During the Iraq-Iran War, Teheran spared no effort to condemn the Gulf Cooperation Council states and defame Saudi Arabia in particular, until Teheran and Riyadh severed ties in 1988, a move which intensified suspicion and mistrust between them.

These relations have been gradually restored, not because the two countries realised they have mutual interests, but due to a new external change in the form of the Iraqi occupation of Kuwait, which mandated cooperation. Riyadh and Teheran agreed that they had to confront the destabilisation caused by the occupation of Kuwait because they were the most affected parties in the region.

In spite of the positive developments in their relations during and after the occupation of Kuwait, shades of mistrust and scepticism remain. The positive signals sent to each other have not helped much because good intentions alone are not enough to establish international relations on sound and strong foundations. Even the "security agreement" signed in 2001, which was a step in the right direction for mutual cooperation, has failed to pave the way for credible and trustworthy relations. As a result, many thorny issues remain unresolved.

There is no doubt that there are some complicated issues rooted in sectarian and ideological differences, as well as divergent oil and security policies that require immediate attention. The disputes get complex with each country adopting a divergent view regarding some of the regional crises, and ending with the serious and justified concerns about Iran’s determination to develop its traditional and non-traditional defence programmes.

These thorny issues, however, are not beyond resolution. Both parties need to realise that the disputes will not disappear just by ignoring them, and that there is a strong desire to search for tangible solutions through candid negotiations, thereby fostering mutual interests.

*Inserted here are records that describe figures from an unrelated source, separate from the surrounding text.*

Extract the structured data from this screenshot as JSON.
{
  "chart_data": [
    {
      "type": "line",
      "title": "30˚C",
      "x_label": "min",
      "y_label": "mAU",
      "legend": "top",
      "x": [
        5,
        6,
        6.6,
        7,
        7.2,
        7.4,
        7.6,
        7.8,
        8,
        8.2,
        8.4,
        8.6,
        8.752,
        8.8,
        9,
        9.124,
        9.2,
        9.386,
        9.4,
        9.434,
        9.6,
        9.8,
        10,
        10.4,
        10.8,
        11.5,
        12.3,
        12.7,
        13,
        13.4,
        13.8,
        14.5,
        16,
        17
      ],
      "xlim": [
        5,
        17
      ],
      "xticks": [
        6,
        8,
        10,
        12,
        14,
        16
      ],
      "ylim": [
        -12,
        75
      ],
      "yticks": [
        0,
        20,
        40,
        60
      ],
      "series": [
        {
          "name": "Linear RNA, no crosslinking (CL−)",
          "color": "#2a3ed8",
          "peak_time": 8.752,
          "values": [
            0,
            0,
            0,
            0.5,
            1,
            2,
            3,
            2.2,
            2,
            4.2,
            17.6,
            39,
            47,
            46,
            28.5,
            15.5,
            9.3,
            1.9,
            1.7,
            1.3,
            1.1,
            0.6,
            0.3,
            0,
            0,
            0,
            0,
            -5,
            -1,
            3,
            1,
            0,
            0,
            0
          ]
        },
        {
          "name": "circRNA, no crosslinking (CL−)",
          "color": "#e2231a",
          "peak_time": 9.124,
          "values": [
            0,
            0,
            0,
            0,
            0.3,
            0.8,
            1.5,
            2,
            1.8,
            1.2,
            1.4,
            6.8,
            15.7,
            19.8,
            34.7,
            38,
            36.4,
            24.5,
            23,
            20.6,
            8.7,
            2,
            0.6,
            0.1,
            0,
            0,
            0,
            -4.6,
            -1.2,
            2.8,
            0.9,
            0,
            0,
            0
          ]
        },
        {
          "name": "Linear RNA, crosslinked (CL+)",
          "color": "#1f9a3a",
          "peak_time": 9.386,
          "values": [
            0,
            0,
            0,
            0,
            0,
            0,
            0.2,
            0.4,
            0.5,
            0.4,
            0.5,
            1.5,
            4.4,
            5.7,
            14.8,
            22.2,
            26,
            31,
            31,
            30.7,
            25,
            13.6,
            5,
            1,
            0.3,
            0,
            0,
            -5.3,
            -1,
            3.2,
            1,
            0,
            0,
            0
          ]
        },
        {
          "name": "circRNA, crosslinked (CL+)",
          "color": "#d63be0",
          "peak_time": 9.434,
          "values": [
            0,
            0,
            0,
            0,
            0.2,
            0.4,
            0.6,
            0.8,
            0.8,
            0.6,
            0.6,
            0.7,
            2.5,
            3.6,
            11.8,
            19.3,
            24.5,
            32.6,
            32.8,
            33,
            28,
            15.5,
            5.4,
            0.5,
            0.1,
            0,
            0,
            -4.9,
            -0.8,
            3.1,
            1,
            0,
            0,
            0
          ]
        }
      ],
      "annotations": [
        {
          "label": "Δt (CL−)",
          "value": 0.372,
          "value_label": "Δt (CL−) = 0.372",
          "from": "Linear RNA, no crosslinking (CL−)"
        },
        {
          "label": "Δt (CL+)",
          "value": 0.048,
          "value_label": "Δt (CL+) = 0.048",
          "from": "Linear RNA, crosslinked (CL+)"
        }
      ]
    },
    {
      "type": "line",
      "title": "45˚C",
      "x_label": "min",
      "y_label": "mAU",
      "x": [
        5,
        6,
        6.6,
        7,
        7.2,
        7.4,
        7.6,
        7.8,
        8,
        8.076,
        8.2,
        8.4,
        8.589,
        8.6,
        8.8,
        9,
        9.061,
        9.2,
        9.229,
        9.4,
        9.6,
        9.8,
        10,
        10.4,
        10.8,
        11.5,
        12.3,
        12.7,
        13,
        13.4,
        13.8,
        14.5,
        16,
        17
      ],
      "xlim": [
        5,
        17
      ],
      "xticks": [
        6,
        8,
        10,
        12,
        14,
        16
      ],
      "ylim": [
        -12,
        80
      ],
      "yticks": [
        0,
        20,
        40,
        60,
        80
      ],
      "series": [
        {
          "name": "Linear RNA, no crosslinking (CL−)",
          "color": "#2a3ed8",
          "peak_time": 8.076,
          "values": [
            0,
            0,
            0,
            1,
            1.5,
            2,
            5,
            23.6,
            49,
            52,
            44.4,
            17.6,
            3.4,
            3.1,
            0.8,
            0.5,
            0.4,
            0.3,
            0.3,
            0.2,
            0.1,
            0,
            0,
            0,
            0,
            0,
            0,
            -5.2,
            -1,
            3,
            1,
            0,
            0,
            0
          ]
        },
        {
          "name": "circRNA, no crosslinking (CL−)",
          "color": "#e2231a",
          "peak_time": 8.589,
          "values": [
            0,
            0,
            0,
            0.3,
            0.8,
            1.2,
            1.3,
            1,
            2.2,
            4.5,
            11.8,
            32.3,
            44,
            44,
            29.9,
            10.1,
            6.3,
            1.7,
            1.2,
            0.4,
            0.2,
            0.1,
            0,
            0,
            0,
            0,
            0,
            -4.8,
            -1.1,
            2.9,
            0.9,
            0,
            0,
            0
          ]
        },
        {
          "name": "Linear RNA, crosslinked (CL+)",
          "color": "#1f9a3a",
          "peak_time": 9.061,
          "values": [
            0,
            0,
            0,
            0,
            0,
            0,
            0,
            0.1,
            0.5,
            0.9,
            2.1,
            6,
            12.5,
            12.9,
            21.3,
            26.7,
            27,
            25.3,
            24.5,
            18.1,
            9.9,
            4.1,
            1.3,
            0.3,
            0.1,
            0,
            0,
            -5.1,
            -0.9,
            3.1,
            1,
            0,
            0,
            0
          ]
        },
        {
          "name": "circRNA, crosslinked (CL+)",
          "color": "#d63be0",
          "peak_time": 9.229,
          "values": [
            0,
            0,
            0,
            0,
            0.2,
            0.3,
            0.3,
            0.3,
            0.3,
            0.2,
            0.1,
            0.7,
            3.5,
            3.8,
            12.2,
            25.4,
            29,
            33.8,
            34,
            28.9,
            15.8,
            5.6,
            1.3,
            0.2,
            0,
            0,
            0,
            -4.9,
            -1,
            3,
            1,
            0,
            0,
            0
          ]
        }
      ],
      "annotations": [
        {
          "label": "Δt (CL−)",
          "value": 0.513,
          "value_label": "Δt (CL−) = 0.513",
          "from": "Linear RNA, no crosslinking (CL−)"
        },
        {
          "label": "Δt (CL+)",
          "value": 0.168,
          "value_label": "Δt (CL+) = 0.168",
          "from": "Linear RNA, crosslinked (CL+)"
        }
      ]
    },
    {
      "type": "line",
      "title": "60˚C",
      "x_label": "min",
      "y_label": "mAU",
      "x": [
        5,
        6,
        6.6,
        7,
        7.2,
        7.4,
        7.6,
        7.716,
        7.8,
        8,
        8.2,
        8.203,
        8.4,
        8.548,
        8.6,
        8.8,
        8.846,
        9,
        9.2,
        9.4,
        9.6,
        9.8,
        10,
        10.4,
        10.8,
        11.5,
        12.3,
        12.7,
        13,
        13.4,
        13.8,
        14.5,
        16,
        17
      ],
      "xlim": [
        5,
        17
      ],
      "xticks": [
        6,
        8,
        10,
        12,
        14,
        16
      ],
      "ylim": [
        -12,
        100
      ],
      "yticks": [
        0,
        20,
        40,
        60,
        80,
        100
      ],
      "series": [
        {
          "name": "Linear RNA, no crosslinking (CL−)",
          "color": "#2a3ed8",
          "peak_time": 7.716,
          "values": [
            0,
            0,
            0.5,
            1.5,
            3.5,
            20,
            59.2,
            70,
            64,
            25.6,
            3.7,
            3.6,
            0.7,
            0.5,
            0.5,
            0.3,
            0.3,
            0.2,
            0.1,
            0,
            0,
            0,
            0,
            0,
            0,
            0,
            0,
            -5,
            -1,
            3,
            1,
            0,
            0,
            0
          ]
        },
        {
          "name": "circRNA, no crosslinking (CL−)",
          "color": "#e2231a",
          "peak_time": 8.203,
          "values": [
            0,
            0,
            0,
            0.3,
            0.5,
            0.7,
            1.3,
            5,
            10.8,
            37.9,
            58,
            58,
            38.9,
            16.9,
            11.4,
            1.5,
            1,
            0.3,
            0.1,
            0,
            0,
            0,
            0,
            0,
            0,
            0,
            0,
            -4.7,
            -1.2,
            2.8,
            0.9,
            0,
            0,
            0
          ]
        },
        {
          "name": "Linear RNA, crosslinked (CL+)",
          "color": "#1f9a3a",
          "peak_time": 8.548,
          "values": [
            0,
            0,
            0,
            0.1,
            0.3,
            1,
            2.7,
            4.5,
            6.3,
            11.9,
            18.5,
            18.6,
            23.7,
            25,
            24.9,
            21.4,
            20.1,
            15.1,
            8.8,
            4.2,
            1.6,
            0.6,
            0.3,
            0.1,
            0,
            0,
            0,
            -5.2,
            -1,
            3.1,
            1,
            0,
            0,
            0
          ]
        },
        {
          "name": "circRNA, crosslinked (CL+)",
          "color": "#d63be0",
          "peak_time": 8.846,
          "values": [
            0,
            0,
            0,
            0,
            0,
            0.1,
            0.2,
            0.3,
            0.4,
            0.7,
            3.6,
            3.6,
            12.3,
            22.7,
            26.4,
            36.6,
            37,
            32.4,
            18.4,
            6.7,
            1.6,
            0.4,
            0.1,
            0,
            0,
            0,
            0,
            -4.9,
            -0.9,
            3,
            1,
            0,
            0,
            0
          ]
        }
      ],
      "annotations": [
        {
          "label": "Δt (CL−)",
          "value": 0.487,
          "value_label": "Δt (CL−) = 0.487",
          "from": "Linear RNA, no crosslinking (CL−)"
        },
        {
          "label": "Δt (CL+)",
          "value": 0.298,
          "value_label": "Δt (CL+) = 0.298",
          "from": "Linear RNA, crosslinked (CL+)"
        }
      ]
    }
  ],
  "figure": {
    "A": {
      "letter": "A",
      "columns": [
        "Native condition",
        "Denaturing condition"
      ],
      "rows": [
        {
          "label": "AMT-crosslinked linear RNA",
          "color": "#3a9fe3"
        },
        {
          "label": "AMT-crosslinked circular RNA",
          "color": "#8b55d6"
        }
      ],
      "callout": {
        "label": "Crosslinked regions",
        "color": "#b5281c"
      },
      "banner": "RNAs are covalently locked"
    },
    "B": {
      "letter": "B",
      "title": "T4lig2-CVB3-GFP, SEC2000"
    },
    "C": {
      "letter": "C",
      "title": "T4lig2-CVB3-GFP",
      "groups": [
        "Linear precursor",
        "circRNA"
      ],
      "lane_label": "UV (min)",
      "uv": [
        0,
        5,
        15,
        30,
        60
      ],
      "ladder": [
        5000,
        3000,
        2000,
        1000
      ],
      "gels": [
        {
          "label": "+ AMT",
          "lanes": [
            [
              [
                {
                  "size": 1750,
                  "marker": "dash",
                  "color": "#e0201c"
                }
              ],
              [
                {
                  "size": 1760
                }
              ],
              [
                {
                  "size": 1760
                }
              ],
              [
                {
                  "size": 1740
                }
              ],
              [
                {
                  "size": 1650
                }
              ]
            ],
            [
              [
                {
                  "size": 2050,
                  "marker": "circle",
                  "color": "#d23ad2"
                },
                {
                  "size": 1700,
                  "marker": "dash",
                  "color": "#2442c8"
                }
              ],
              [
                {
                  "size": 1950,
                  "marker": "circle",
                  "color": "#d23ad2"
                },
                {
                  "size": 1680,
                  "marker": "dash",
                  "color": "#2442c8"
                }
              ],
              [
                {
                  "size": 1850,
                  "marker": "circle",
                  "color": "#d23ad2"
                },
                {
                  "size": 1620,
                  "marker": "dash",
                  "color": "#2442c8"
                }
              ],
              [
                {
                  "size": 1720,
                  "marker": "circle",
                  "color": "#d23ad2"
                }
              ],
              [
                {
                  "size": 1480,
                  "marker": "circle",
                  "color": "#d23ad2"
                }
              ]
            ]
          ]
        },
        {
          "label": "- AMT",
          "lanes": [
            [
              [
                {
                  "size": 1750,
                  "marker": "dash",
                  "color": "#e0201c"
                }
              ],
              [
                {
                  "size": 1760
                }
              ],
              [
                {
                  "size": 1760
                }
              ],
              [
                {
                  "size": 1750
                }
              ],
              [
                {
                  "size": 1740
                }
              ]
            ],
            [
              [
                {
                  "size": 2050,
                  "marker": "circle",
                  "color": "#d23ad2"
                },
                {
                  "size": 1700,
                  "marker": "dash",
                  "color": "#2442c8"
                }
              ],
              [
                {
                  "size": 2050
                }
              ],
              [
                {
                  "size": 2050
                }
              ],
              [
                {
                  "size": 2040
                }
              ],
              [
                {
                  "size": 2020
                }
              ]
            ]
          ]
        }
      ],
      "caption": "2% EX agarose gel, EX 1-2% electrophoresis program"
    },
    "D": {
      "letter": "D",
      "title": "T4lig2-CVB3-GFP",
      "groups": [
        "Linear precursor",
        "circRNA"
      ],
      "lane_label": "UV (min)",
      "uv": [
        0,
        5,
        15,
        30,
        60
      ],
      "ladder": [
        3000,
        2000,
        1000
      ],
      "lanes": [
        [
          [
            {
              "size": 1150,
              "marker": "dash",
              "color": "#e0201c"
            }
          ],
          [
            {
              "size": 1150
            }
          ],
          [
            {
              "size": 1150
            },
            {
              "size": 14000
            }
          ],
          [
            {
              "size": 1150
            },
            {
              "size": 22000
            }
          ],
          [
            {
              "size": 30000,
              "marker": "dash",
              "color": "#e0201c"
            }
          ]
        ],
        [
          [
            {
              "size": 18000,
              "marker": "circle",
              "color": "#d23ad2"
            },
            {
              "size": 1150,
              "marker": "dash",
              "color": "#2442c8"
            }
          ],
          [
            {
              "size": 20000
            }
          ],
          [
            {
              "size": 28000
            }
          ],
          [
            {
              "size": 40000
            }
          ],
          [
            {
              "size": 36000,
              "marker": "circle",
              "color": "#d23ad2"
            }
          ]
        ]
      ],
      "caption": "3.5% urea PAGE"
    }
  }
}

With this is mind, it must be pointed out that some aspects of the Iranian politics in the region are not conducive to defusing tension. In fact, they give rise to doubts and concerns among the Gulf countries, reigniting memories of Iran’s negative impressions toward the region. The foremost among these is Teheran’s determination to develop its conventional and non-conventional defence programmes, which the GCC states cannot view merely as a US-EU-Iran dispute because those directly threatened by such weapons are not the Americans or the Europeans, but the GCC countries.

Due to this direct threat, the GCC states find themselves obliged to depend more on foreign forces to guarantee their national security. Thus, Iran’s policies intensify foreign military presence in the region and force the regional states into an arms race that would adversely affect regional stability, deepen mistrust and obstruct national development plans.

Iran’s attempt to exploit the current instability in Iraq to consolidate and assert its political leverage at the expense of the other parties sends wrong signals. It is not just a direct intervention in the affairs of an Arab country whose political stability and security are directly linked to the Gulf environment as whole, but it is seen as an attempt to destabilise the regional balance of power and sends clear signals that Tehran’s foreign policy is still motivated by narrow interests.

On the other hand, it is vital for the GCC states to understand and take into account Iran’s security concerns, especially after it found itself under serious foreign political pressure and besieged from all directions by the US presence in Central Asia, Afghanistan, Turkey and Iraq. There is no doubt that it is not in the interest of the GCC States to allow continued animosity between Teheran and Washington because it adversely impacts GCC-Iran relations. More than ever, the GCC is today required to make Teheran feel that it is an indispensable part of any Gulf security arrangement.

It is time for Iran and GCC states to make use of new window of opportunity to address all the pending regional issues with a constructive and responsible approach.

Amid dramatic changes that put the region in the eye of the storm, it is imperative that our leaders build bridges of confidence with each other. Gulf people, Arabs and Iranians, are in the same boat, and they cannot afford to do anything but make the Gulf waters a sea of cooperation and peace.